Других, правда, поступков, равных аттестатскому, кроме преданности бесконечной и рыбьей покорности, Лёве выявить за Любашей не удалось. Тем не менее, они поженились в семидесятом, когда Лёва успел привыкнуть к ней настолько, что это совершенно не отвлекало его от учебы на втором курсе филфака. Любаша же после второй неудачной попытки поступления на химический факультет педагогического продолжала трудиться там же лаборантом, перемывая бесчисленные пробирки в лаборатории органической химии. Денег молодой семье не хватало категорически, но замечать этого Любовь Львовна не желала. Червонцы иногда им подсовывал Илья Лазаревич из тех случайных гонораров, что удавалось заныкать от бдящей супруги. Проследить к тому времени денежный поток из восьмидесяти раскиданных по необъятной стране точек было делом весьма непростым. Шел восьмой год беспрерывного накопления благосостояния семейством живого классика Казарновского, точнее говоря, его жены, превращавшей бесчисленные ленинские профили в ограненные кусочки твердого углерода в минимальной оправе. Камни были разные: от высокой чистоты старинных голландцев до новых примовых якутов. Других, без тончайшей огранки и высочайшей дисперсии света, Любовь Львовна не признавала. Однажды, правда, Илья Лазаревич сделал робкую попытку притормозить страсть супруги к ювелирным алмазам, но потерпел, несмотря на занимаемое в семье величие, провальное поражение по всем статьям. В финале выговора мужу Любовь Львовна сменила гнев на милость:
- Ты лучше пиши, Илюша, пиши что-нибудь. Или с Горюновым еще раз поговори, пригласи его в гости, что ли. Посидите... Повспоминаете... А с этим делом я сама управлюсь. Как-нибудь уж...
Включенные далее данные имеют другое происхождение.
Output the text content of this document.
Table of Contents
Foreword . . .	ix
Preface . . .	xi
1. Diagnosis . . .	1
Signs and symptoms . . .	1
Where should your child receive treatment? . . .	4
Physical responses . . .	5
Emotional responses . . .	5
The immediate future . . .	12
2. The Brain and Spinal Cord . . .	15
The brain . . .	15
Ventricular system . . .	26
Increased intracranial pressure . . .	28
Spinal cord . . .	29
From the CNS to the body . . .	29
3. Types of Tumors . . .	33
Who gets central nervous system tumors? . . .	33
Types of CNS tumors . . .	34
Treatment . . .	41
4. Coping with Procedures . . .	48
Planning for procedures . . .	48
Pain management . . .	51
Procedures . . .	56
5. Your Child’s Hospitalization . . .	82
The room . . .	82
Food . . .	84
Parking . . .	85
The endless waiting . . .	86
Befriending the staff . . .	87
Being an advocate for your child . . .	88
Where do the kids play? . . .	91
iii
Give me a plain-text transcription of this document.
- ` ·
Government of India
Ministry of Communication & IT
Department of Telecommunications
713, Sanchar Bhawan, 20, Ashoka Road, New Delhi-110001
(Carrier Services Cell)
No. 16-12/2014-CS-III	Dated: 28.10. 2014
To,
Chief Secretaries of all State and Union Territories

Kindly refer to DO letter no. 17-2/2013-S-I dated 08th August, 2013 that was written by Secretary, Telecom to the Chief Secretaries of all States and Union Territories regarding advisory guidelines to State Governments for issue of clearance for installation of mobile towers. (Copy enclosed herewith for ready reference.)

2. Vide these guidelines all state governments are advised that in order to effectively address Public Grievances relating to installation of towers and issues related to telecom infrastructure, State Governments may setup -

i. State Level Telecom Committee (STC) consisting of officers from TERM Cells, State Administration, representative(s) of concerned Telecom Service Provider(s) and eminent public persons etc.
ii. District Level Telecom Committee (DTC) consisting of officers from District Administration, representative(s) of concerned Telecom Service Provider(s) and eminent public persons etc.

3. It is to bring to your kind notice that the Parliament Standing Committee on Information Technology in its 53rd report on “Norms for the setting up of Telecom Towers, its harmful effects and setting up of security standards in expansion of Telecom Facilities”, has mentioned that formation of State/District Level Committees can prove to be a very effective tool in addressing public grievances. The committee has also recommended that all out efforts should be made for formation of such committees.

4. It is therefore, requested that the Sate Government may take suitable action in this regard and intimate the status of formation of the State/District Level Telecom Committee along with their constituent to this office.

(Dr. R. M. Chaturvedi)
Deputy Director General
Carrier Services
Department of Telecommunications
С Любашей у Лёвы стало разлаживаться года через два, когда он основательно укрепился в кругу филфаковских интеллектуалок. В результате к началу четвертого курса разовые приключения писательского сына в общаге потихоньку начали перерастать в легкие романы, не затяжные, но с приятным ароматом, с коньяком, лимоном и умными разговорами. Любаша закусывала губу, но по обыкновению молчала. Она продолжала неистово штурмовать химический учебник для очередного поступления на педагогический, несмотря на то, что уже знала его внутреннее устройство вдоль и поперек. И все равно в момент экзамена ее просто сводило от страха судорогой и отпускало лишь после очередного неуда. Свекровь эти неудачи бесили как никого другого. Она понимала, конечно, что Любаша не виновата, что просто она - такая, ну... несмелая, что ли, робкая, одним словом, размазня. Такое отсутствие в невестке нужного огнеупорства вызывало в ней против всякой логики и здравого смысла не желание помочь и защитить, а, наоборот, - дополнительно подавить и еще добавить. Лёва со своей стороны уже особенно и не переживал: ни за свои измены, ни за Любашин институт. К чему дело шло - не было известно лишь Илье Лазаревичу, мало понимавшему в семейной паутине и вообще - в устройстве жизни внутри реальных границ, без призрачной ее драматургии. Когда Любовь Львовна с окончательной ясностью поняла, что брак этот - промежуточный, она на время ослабила семейные вожжи, чтобы дать невестке возможность все обдумать и сделать выводы самой.